Another source said: “It is now an open secret here (Home Affairs) that the decision to terminate the Nikuv contract was poorly calculated. They should have waited to sign a contract with the new service provider before ending the existing one.”

Nikuv was controversially awarded a lucrative contract in 2012 to computerise Lesotho’s border control system and produce electronic passports, birth and death certificates, and national identity documents (IDs) without going through the required open public tender process.

In November 2013, then-Principal Secretary of the Ministry of Home Affairs, Retšelisitsoe Khetsi, was charged with bribery and corruption for allegedly accepting M5 million from Nikuv to influence the awarding of the M300 million tender.

Prime Minister Sam Matekane confirmed the contract termination during a press conference in September 2024 following the Forum on China-Africa Cooperation (FOCAC) summit.

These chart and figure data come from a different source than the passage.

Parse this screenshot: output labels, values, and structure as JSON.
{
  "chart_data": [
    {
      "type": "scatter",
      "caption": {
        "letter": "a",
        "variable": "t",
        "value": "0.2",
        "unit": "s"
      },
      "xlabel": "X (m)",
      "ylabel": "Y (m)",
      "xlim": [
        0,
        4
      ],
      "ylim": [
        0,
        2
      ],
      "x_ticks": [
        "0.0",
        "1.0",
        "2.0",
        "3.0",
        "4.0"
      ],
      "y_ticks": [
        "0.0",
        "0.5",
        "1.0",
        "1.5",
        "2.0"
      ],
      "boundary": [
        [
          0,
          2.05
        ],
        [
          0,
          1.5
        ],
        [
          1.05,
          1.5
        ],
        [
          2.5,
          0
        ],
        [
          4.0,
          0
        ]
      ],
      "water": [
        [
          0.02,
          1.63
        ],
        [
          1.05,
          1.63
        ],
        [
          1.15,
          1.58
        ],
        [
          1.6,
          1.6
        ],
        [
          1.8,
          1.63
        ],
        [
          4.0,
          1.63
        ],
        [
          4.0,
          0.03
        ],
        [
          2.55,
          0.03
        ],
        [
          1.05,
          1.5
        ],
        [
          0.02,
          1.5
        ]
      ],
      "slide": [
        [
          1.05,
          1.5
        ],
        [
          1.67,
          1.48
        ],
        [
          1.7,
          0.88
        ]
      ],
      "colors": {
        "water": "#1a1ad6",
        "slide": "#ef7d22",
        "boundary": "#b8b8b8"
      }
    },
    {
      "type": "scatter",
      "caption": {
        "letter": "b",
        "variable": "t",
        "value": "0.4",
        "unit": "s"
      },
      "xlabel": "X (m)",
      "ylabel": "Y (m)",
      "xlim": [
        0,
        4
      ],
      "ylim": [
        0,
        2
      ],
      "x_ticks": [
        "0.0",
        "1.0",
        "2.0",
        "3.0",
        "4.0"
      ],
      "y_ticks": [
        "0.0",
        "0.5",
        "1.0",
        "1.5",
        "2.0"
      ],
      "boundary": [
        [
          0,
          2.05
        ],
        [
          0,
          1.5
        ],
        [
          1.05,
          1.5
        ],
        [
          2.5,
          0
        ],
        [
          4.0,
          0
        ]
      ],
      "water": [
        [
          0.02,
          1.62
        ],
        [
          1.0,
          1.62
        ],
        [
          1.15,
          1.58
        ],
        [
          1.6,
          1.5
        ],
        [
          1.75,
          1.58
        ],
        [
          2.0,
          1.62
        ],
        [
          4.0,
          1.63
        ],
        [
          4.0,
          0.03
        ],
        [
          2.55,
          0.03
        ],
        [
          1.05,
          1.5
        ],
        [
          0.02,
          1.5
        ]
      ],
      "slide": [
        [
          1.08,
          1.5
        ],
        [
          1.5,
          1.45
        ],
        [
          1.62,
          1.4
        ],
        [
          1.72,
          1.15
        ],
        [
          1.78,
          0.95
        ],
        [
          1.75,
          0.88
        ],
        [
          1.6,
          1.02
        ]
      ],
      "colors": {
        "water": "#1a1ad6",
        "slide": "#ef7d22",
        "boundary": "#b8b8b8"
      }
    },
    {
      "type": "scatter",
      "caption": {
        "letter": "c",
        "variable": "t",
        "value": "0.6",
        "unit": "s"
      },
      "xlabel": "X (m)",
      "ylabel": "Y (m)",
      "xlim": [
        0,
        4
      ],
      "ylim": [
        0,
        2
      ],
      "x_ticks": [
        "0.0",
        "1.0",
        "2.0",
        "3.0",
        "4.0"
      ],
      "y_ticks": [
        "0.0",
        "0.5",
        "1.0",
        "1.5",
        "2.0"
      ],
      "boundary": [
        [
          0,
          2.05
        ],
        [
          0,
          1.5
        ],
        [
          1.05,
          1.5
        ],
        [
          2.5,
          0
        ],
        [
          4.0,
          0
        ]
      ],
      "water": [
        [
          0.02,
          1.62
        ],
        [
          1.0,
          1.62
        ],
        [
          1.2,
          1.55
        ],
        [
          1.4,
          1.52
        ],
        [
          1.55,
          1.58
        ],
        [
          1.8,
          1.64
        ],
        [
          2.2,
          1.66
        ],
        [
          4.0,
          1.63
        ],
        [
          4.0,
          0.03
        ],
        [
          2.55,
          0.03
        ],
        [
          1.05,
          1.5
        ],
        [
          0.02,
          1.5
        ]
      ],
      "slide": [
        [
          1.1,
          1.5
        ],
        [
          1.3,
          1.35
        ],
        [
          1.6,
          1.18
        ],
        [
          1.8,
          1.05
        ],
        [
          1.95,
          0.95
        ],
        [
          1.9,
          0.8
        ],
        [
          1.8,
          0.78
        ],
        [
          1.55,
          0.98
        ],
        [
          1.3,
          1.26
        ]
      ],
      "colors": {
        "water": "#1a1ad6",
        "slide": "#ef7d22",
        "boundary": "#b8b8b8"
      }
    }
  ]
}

 “We told them that since they had many contracts with the government of Lesotho, we specifically wanted termination of the contract related to passports and IDs and we all agreed. The contract was terminated,” Matekane was quoted by the Lesotho Times saying.

The paper said Matekane promised the prolonged crisis would soon be resolved, assuring that the government had taken “advanced steps to overcome it.”

“We started this new journey of going directly to the company that manufactures passports. These issues take time, and they have taken a lot of time. Right now, we can get passports directly from the manufacture without a go-between company.”

“The people who manufacture the passports and IDs are not only focusing on us. They have a lot of work. So, we are trying to see if, perhaps if we can have two companies that manufacture passports and IDs for us, then things will be okay.” 

Yet, despite the Prime Minister’s assurances, five months later, children in need of critical care in South Africa remain stranded due to the lack of birth certificates.